Мой хозяин посмотрел на меня прозрачными, почти бесцветными глазами, и я смогла заглянуть ему в сердце. Его душа была ещё жива и, будучи с лицом, как две капли воды похожим на своего отца, он был полной его противоположностью. Такой ранимый и беззащитный, что я, не колеблясь, согласилась выслушать его историю, потрясающе трогательную, но столь печальную.

– Мой отец, – начал он, – был жалким клерком, пресмыкающимся перед заносчивыми сливками общества. Он работал, нет, скорее просиживал штаны за гроши в муниципальном архиве без перспективы вырваться из бюрократического болота и надежды на будущее. Мы еле–еле сводили концы с концами, но ничего не менялось. Он  начал лысеть и винить всё и всех в своих неудачах: правительство – за бездарное, глупое законодательство, начальство – за начисление мизерной платы.

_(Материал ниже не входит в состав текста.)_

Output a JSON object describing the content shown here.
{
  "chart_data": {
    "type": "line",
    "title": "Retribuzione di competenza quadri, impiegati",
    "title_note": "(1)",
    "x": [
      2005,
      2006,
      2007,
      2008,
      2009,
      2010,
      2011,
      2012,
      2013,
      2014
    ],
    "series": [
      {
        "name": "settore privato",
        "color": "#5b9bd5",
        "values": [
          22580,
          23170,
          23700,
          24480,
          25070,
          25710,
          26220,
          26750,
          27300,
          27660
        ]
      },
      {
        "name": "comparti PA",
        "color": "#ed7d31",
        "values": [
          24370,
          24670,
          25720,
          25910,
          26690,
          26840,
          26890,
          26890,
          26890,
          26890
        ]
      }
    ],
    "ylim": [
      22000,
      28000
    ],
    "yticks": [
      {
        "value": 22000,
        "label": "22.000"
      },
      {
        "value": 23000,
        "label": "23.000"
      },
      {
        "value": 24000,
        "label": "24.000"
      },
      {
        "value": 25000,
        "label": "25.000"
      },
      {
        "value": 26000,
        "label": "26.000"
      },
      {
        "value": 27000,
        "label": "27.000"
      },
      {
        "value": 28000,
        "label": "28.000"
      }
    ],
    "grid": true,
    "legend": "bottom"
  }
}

Не пощадил он в своём негодовании и родителей, которые не обеспечили его должным образом и не скопили ему наследства. И, конечно же, мы с матерью висели тяжким грузом на его горбу. Сам же он считал, что ему все должны и не хотел и пальцем пошевелить: ни курсы переквалификации посещать, ни новую работу подыскать.

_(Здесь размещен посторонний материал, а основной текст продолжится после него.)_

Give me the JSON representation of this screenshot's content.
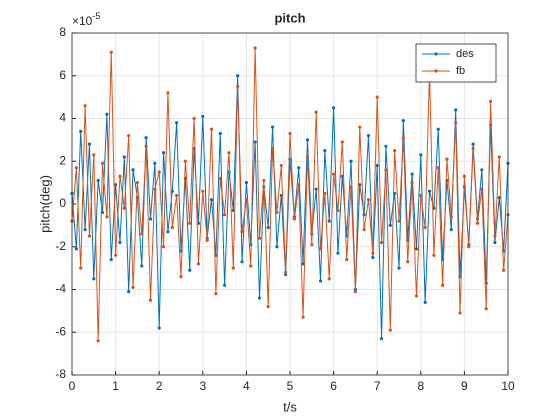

Каждую неделю, в вечер перед выходным днём, мой отец напивался до беспамятства, почти приползал домой и начинал выжидать движения, слова или взгляда, которые ему могли бы не понравиться и стать отличным поводом для скандала, а дождавшись, начинал кричать не своим голосом и поносить нас на чём свет стоит. Впрочем, иногда он оскорблял нас, даже не дождавшись повода. Он бил меня поначалу ремнём в воспитательных целях, затем кулаками, а позже и пинками не брезговал. Наконец, ему и этого стало недостаточно, и в ход шло всё, что попадало под руку. Он бил, не жалея ни себя, ни меня, до крови и потери сознания. Мать молча страдала, но остановить его не решалась. А я терпел, ведь пока он лупил меня, её не трогал. Она опускала глаза, притворяясь, что всё в порядке, а ночью рыдала взахлёб, отмывая жир со сковородок. Я всё надеялся в глубине сердца, что однажды она заступится за меня, что защитит и, когда было уже невмоготу, огрызался. А мама только шипела и цокала языком, затыкая мне рот. Мне было непонятно, то ли она действительно любит этого монстра, то ли я ей был скорее безразличен, чем нет.

После очередных побоев, натренировав, как следует кулаки, отец садился за стол, прикладывался к очередному стакану, который заранее подносила мать, и начинал часами рассказывать о том, как он ненавидит новых соседей из дома напротив. Уж слишком они были богатые, и не пойми, откуда столько деньжищ; и тамошний отец семейства всего–то и дело – врач как врач, и честные доктора столько не зарабатывают, и что, видать, взятки берёт за умерщвление неугодных пациентов. И мебель у них дубовая, покрытая лаком и золотым напылением, а жена и дочь – все в кружевах да шелках, будто графини – жирные откормленные бабёнки – лоснятся, как две свиньи в свежем отстроенном свинарнике.

Я слушал внимательно, представляя такую картину: врачеватель–убийца в окровавленном медицинском халате втыкает гигантский шприц в мёртвое синее тело и зловеще хохочет. А две невероятно толстых, покрытых складками сала свиньи бегают вокруг стола с мертвецом в расшитых бордовой гладью пеньюарах, цокая копытами в ярко–красных туфлях на каблуках. Та свинья, что была потолще и постарше, игриво покрывала плечи цветастым платком, вторая же обмахивалась японским веером и хихикала. Обе они были напудрены белилами и обклеены томными искусственными родинками, в тон венкам из дубовых листьев и желудей на их головах. И до того сцена в мозгу казалась омерзительно нелепой и карикатурной, что я и сам начинал ненавидеть эту семью.